Submitted to: Journal of the American Mosquito Control Association
Publication Type: Peer Reviewed Journal
Publication Acceptance Date: 9/9/2014
Publication Date: N/A
Citation: N/A

Interpretive Summary: Aedes aegypti and Aedes albopictus are important mosquito vectors of important emerging disease pathogens including dengue virus and chikungunya virus. These mosquito species are very difficult to control because they utilize small cryptic habitat that pervades urban residential areas. This study investigates the potential for a new larval control agent, pyriproxyfen, to reduce populations of these species when applied as a spray from a mosquito control district truck in typical Florida neighborhoods. The study provided evidence that area-wide sprays of pyriproxyfen, when combined with aerial and ground applications of traditional pesticides, could reduce populations of these species.
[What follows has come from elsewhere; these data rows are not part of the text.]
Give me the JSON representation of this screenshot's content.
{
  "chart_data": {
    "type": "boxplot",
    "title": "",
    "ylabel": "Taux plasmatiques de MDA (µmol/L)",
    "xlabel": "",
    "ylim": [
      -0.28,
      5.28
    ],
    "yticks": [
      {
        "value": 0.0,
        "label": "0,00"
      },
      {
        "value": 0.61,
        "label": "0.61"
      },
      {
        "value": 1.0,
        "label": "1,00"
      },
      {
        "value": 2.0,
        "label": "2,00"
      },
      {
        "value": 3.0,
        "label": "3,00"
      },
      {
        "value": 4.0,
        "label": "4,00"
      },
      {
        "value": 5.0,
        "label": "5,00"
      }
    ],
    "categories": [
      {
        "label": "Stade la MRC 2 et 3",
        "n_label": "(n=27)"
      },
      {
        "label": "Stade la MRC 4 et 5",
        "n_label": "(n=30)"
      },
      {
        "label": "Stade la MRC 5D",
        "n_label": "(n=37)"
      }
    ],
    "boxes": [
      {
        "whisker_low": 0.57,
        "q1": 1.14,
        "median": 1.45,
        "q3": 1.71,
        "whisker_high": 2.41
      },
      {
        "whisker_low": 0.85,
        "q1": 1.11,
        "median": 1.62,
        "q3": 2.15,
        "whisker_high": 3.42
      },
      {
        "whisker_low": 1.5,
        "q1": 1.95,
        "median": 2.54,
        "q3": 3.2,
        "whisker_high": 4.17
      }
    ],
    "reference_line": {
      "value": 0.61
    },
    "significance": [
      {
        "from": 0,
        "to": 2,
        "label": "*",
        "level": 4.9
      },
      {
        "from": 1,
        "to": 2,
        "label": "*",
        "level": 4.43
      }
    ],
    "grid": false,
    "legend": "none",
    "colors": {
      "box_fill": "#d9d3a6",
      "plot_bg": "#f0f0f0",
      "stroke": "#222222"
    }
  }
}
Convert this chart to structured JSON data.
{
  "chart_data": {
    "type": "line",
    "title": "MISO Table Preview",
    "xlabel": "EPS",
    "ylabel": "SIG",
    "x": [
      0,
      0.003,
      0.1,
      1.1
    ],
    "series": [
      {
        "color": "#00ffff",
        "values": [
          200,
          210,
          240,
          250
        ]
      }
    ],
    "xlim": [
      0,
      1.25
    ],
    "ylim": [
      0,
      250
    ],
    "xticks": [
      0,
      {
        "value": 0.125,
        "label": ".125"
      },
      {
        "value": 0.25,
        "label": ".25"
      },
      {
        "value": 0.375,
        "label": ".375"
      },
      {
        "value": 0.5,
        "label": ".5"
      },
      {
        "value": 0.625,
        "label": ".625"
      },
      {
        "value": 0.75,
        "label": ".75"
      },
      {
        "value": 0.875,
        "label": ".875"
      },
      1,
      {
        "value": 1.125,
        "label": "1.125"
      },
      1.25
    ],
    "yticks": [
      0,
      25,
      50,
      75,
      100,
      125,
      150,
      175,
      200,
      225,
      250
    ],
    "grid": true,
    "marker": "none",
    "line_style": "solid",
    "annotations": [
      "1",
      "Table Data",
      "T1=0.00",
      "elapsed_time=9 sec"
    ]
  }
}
Technical Abstract: This study was conducted to determine the efficacy of truck-mounted ULV applications of pyriproxyfen against Aedes aegypti larvae in artificial water containers and wild adult Ae. albopictus populations in an urban setting. The study was conducted over a 3 ½ month period (Jun – Oct 2012), during which three pyriproxyfen applications were conducted. Beginning six weeks prior to the first pyriproxyfen spray, ten BG-Sentinel® traps were used each week to survey the adult Ae. albopictus population at each experimental plot through to the end of the study. The treatment and control plots contained specimen cups, each containing 10 laboratory-reared Ae. aegypti larvae, placed at 8, 15 and 23 m from the spray line. Emergence inhibition (EI) of 82% or greater was observed among Ae. aegypti larvae exposed to the three pyriproxyfen sprays. The EI of these same Ae. aegypti larvae at the three distances from the spray ranged from 84% to 92% and were not significantly different. Laboratory analysis of water samples taken from the larval cups independently confirmed the presence of pyriproxyfen. Similar levels of EI were achieved in Aedes aegypti and Ae. albopictus larvae when the measured field concentrations of pyriproxyfen were recreated in laboratory assays. Trap captures of wild adult Ae. albopictus were not markedly reduced following the first pyriproxyfen spray, perhaps due to heavy rainfall at the time and the lower rate of pyriproxyfen applied. Within two weeks following Spray 2, however, Ae. albopictus collections from the treatment plot averaged approximately 50% of those from the control plot, and the reduction trend continued following Spray 3.